|TITLE||The Relationship of Self-Awareness to Leadership Effectiveness for Experienced Leaders|
|RESEARCHER||Patricia A. Sullivan
Department of Leadership, Counseling, Adult, Career and Higher Education -- College of Education
University of South Florida
Unpublished doctoral dissertation: March 2017
The purpose of this research was to investigate the relationship between leaders’ self-awareness and their effectiveness.
The sample group was obtained using a snowball chain-sample method using the researcher’s network of contacts from various industries, of which 89 participated (response rate = 20%), and yielded a sample of 179 leaders, with at least four direct reports responding (N=761). Fifty-two percent of the leaders were female, over 80 percent had completed a minimum of four years of college, and their years as a leader was more evenly distributed between the three categories, five to 10 years of leadership experience (38%), 11 to 20 years (26%), and over 20 (26%). Approximately 20+ percent were each in manufacturing or finance/insurance, and another eleven percent each in either healthcare or technology/telecom. Respondents completed either the Self or Observer forms of the LPI and the Emotional and Social Competency Inventory (ESCI; Boyatzis, Good & Massa, 2012).
The most frequently used leadership practice reported by leaders was Enable, followed by Model, Encourage, Inspire, and Challenge. Each of the five leadership practices and selfawareness were positively correlated, although at a low level of effect (ranging from .16 to .29).
The correlations between the five leadership practices and self-awareness was not significantly different between male and female leaders. All but Challenge showed significant differences by level of education. Specifically, the correlation between self-awareness and Model was noticeably higher in the Graduate/Post Graduate degree participants (r = .5556), whereas those with Bachelor degrees showed almost no correlation at all (r = .0389); Inspire was also highly correlated with Grad/Post participants (r = .8771), and again the Bachelor level participants showed the least relationship (r = .1490). Enable showed the greatest correlation with the No Degree participants (r = .6959), and Grad/Post Grad participants were also highly correlated (r = .6331). The strongest correlation in terms of education was noticeable in the Encourage the Heart practice, where the Grad/Post Grad participants correlation was r = .9739. Only Model showed significant differences in correlations with self-awareness on the basis of time in leadership roles, with those with 5-10 years showing the lowest correlations (r = .1705) compared to those with 11-10 years (r =.5933) and 20+ years (r = .5509).

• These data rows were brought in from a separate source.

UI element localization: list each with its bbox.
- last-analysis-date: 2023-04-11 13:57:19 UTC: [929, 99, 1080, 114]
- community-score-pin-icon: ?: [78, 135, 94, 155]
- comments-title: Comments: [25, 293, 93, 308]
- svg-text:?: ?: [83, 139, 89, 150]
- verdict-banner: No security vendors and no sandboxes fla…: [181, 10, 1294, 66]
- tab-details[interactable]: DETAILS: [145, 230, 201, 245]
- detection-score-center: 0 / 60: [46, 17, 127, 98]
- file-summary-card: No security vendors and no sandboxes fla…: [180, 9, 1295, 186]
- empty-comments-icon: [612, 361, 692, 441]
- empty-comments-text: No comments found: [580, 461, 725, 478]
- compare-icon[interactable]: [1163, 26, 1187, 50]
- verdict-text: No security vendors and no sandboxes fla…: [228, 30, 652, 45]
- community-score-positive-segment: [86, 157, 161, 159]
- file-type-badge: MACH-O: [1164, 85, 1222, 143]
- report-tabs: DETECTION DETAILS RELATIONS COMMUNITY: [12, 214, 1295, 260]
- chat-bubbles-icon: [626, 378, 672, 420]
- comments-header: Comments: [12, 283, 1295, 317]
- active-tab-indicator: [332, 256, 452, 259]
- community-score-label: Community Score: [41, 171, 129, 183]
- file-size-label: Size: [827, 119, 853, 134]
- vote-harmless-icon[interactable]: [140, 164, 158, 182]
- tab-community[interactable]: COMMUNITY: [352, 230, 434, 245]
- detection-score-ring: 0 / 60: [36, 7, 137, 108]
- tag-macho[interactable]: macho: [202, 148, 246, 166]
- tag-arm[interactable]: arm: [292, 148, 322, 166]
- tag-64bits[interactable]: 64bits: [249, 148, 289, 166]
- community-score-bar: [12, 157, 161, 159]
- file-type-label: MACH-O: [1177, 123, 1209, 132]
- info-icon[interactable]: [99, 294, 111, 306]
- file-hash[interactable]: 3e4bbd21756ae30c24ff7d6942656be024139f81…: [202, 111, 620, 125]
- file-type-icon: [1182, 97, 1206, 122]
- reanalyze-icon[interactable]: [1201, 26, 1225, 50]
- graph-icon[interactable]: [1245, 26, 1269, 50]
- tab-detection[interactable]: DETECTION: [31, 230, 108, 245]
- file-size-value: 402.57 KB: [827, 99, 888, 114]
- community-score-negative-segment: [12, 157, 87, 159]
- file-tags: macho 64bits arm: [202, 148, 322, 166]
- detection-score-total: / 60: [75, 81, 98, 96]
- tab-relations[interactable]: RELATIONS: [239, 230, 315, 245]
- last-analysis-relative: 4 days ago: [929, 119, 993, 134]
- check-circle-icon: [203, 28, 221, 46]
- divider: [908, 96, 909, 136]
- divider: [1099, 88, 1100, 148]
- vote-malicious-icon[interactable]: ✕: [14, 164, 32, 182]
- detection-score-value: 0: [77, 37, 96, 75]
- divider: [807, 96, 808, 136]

The most frequently used leadership practice reported by observers was Enable, followed by Model, Encourage, Inspire, and Challenge (the same rank order as reported by leaders, although the average scores of leaders were higher than that reported by their observers). Each of the five leadership practices and self-awareness were positively correlated at a relatively high level of effect (ranging from .73 to .83).
The author notes: “The Leadership Practices Inventory has provided over 40 years of research validating that these five practices reflect exemplary leadership practices (Kouzes & Posner, 2012). The direction and strength of the relationship between leaders’ self- awareness and their direct reports ratings for each of the five leadership competencies appears to support the need for self-awareness development and leadership effectiveness development” (p. 84).